Comecei a ler "Mulher Perdigueira" de Fabrício Carpinejar, presente que ganhei dos meus amigos e grandes leitores (Sil e Dolfo). Fiquei maravilhada por ganhar um livro autografado e por ele chegar assim de surpresa na portaria do meu prédio; é muito bom ser lembrada, e mais, lembrarem do que a gente realmente gosta. A paixão por Carpinejar (obra) começou quando minha mãe apresentou-me o livro "Como no céu" e ele me fez realmente alcançar o céu das palavras e compreender o chão, os elementos e as sensações e ainda mais encantada fiquei porque nesse mesmo livro existe um outro, como se fosse outra parte, ótimo para quem gosta de dar uma espiadinha de trás pra frente do livro, intitulando-se o segundo (?) "Livro de Visitas". E foi como quem entra pela porta dos fundos e vai direto para a cozinha tomar café e comer bolo, eu me senti em casa, abrigada em um ninho repleto de metáforas e comparações sensíveis e táteis.
Com o último livro tive certo preconceito. Por que cargas d’água mulher PERDIGUEIRA? Quer dizer que as mulheres são cadelas boas para a caça? Quando li a crônica que nomeia o livro, meu preconceito diminuiu parcialmente, pois em sua crônica ele diz gostar das mulheres contraditórias, das que ninguém quer, essas ele quer. Daquelas que fazem escândalo nas brigas e que cercam seu companheiro o tempo inteiro. Em seu texto diz: “Não me interessa um tempo comigo quando posso dividir com alguém. Quero uma mulher que esqueça o nome do seu pai e de sua mãe para nascer em meus olhos. Em todo momento. A toda hora. Incansavelmente. E que eu esteja apaixonado para nunca desmerecê-la, que esteja apaixonado para não diminuí-la aos amigos.”
Pois eu não quero ser uma mulher perdigueira, interessa-me um tempo comigo, eu preciso me amar para poder amar os outros, eu preciso me conhecer para conhecer os outros. E eu quero alguém que saiba compreender o vazio, que me ame na presença, mas na ausência também, o espírito tem que ser maior do que a carne. Não quero alguém que esqueça os amigos para me viver 24 horas por dia, nem quero ser assim por ninguém. Eu quero alguém que possa mergulhar nos meus olhos e não nascer neles, cada um que tenha o seu cordão umbilical com quem lhe pariu, com quem te ama muito mais do que eu jamais amarei, quem lhe deu a vida.
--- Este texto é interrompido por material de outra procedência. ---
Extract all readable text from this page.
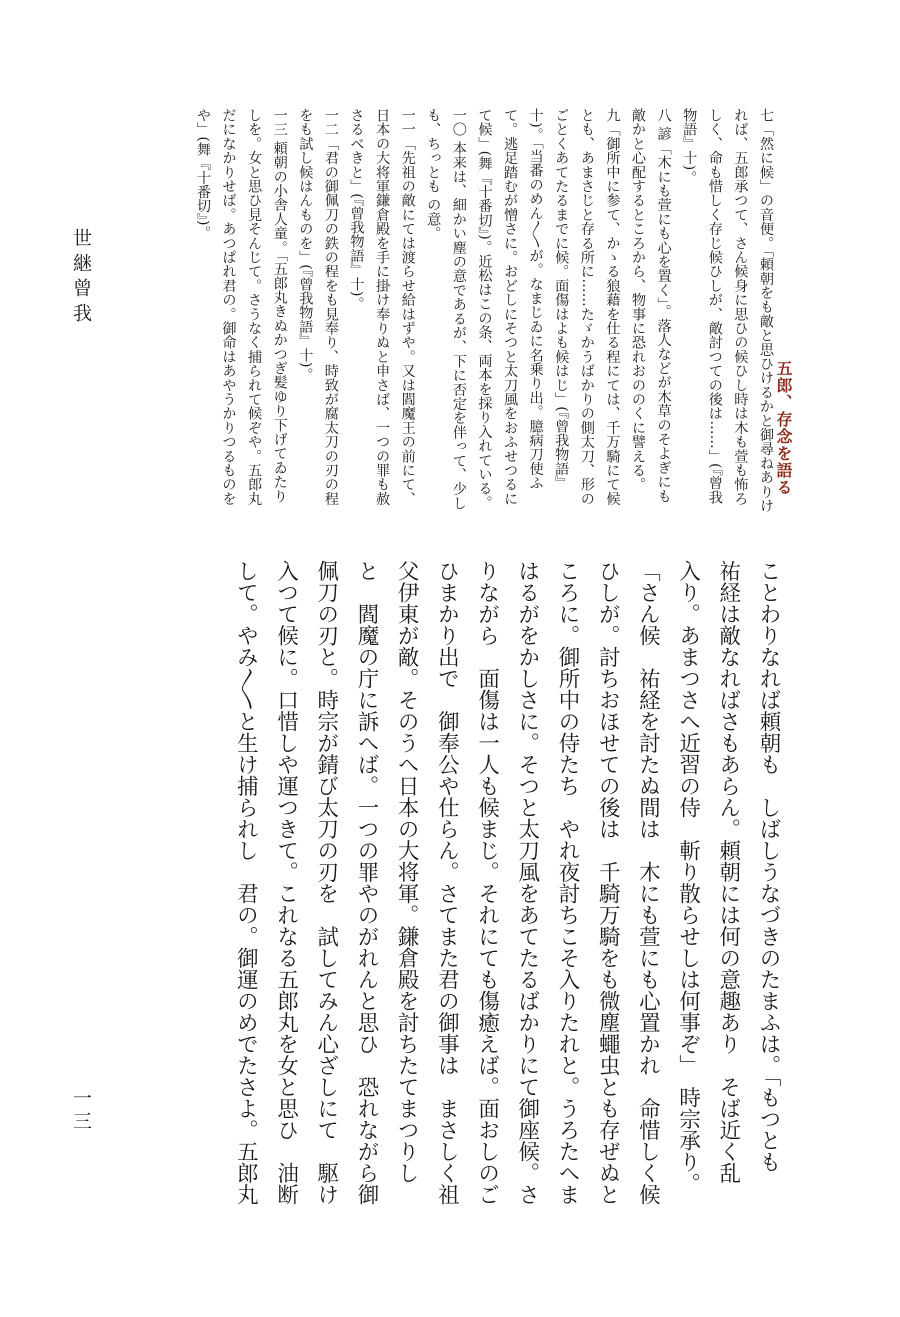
世継曾我
一三
五郎、存念を語る

七「然に候」の音便。「頼朝をも敵と思ひけるかと御尋ねありければ、五郎承つて、さん候身に思ひの候ひし時は木も萱も怖ろしく、命も惜しく存じ候ひしが、敵討つての後は……」(『曾我物語』十)。

八 諺「木にも萱にも心を置く」。落人などが木草のそよぎにも敵かと心配するところから、物事に恐れおののくに譬える。

九「御所中に参て、かゝる狼藉を仕る程にては、千万騎にて候とも、あまさじと存る所に……たゞかうばかりの側太刀、形のごとくあてたるまでに候。面傷はよも候はじ」(『曾我物語』十)。「当番のめん〳〵が。なまじゐに名乗り出。臆病刀使ふて。逃足踏むが憎さに。おどしにそつと太刀風をおふせつるにて候」(舞『十番切』)。近松はこの条、両本を採り入れている。

一〇 本来は、細かい塵の意であるが、下に否定を伴って、少しも、ちっとも の意。

一一「先祖の敵にては渡らせ給はずや。又は閻魔王の前にて、日本の大将軍鎌倉殿を手に掛け奉りぬと申さば、一つの罪も赦さるべきと」(『曾我物語』十)。

一二「君の御佩刀の鉄の程をも見奉り、時致が腐太刀の刃の程をも試し候はんものを」(『曾我物語』十)。

一三 頼朝の小舎人童。「五郎丸きぬかつぎ髪ゆり下げてゐたりしを。女と思ひ見そんじて。さうなく捕られて候ぞや。五郎丸だになかりせば。あつぱれ君の。御命はあやうかりつるものをや」(舞『十番切』)。

ことわりなれば頼朝も　しばしうなづきのたまふは。「もつとも

祐経は敵なればさもあらん。頼朝には何の意趣あり　そば近く乱

入り。あまつさへ近習の侍　斬り散らせしは何事ぞ」　時宗承り。

「さん候　祐経を討たぬ間は　木にも萱にも心置かれ　命惜しく候

ひしが。討ちおほせての後は　千騎万騎をも微塵蠅虫とも存ぜぬと

ころに。御所中の侍たち　やれ夜討ちこそ入りたれと。うろたへま

はるがをかしさに。そつと太刀風をあてたるばかりにて御座候。さ

りながら　面傷は一人も候まじ。それにても傷癒えば。面おしのご

ひまかり出で　御奉公や仕らん。さてまた君の御事は　まさしく祖

父伊東が敵。そのうへ日本の大将軍。鎌倉殿を討ちたてまつりし

と　閻魔の庁に訴へば。一つの罪やのがれんと思ひ　恐れながら御

佩刀の刃と。時宗が錆び太刀の刃を　試してみん心ざしにて　駆け

入つて候に。口惜しや運つきて。これなる五郎丸を女と思ひ　油断

して。やみ〳〵と生け捕られし　君の。御運のめでたさよ。五郎丸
Sim, concordo quando diz que esteja apaixonado para nunca desmerecê-la, nós devemos cultivar e valorizar quem reparte o seu cotidiano e seus abraços conosco, mas isso não significa anular-se.
É fato que odeio ouvir frases do tipo “ a gente se fala” ou eu “gosto muito de você, MAS...” Não gosto da falta de compromisso, não gosto das palavras ditas superficialmente, não gosto de promessas não cumpridas. Porém, eu não quero ser caçadora nem caça e também acho que ninguém deva se enquadrar nessas definições. Devemos estar atentos para entender a pelada depois do trabalho, ou mesmo a sua namorada indo a prainha tomar cerveja com as amigas. Por que não?
Pois é, continuo sendo fã de Carpinejar, mas pulo a mulher perdigueira para ficar só com sua rica poesia. E que encontremos a liberdade de amar, não aquela sem compromisso, acompanhada de um “a gente se vê por aí”, mas sim a liberdade de aceitar que as pessoas são seres individuais e não irmãos siameses.
(Juliana Trentini)
Aperitivo poético:
" Não basta entrelaçar as mãos,
andamos de pés dados de noite.
De leve, empinar o peito do pé
na sola feminina, ensolarada,
um outro lençol no lençol.
Acariciar o batimento dos dedos,
A guitarra das unhas,
ciscar a marca das tiras,
se aproximar
com a melodia insegura.
Dormir de pés dados
é se espreguiçar para dormir
mais. "
(Carpinejar)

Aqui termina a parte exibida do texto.